Psychological interventions are being tested to help people cope better with dying. They can help patients reassess their priorities, find meaning in their lives, develop positive attitudes, resolve unfinished business and personal conflicts, and express the things they want to say to loved ones. Impending death can be re-framed as a normal life stage, a second chance to correct past errors, and an opportunity for post-traumatic growth.
Dear discusses why some people want to hasten their death and describes legal and illegal ways to do it. She discusses phenomena like hallucinations, delirium, insights from near death experiences (NDEs), terminal agitation, plucking, visions, the death rattle, and terminal lucidity where an unconscious patient becomes awake, lucid, and coherent right before dying. As the body systems shut down, people lose interest in the outside world. They lose hunger, then thirst, then speech and vision. Hearing and touch are the last to go. They may enter into a dreamlike state. Death itself is usually painless and peaceful.
She presents facts supported by references to scientific studies and illustrated by anecdotes. Most of what she says is not controversial. But not everyone would agree with her characterization of “active dying”. One of the instructors in my residency program had been assigned to manage a ward of terminal patients during his training.

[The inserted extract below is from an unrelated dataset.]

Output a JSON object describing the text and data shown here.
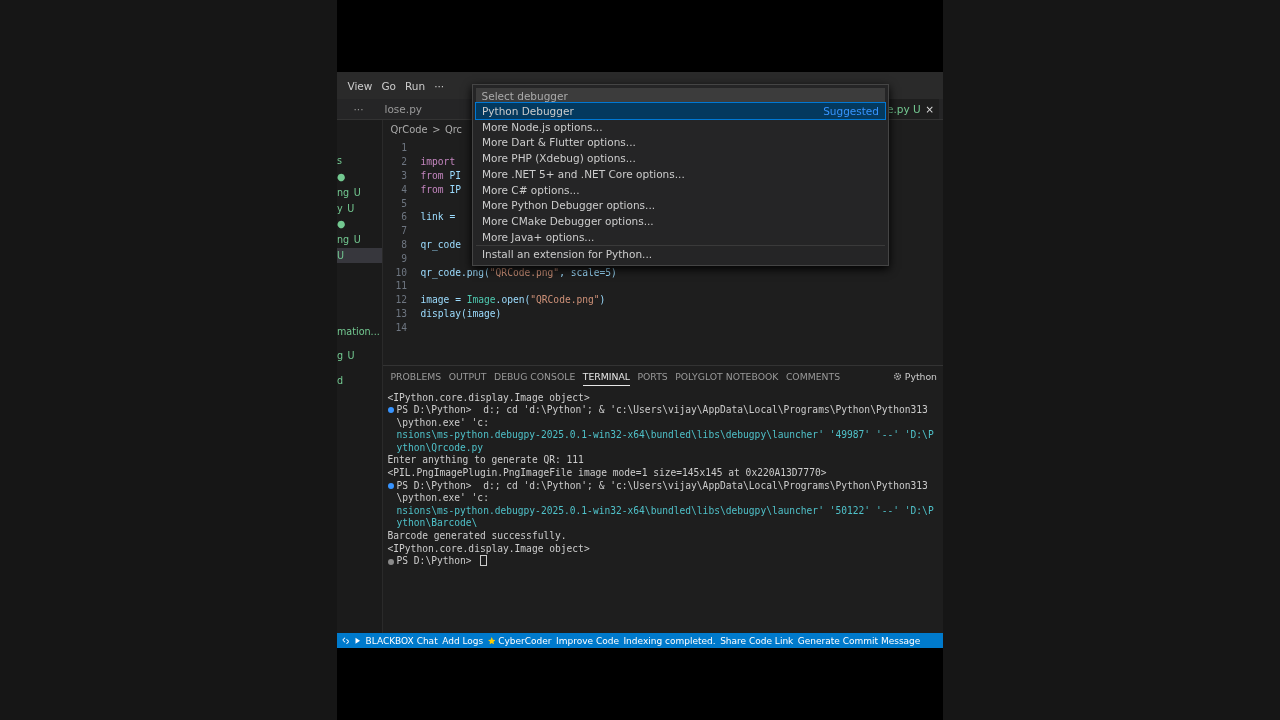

He told the patients they were not dying, they were living (and would continue to be living until they actually died). He tried to create a pleasant living environment in the ward, and he let patients out on passes to go do the things they loved to do, like fishing. His superiors got very upset because their patients were out dying all over the county instead of in their hospital beds. He thought that was a good thing, and I do too.
This little (206 page) book contains a wealth of information and food for thought. Unless you have somehow discovered the secret of immortality, I think you would benefit from reading it. I know I did. I feel better-informed and better-equipped to face my own death and the deaths of my loved ones.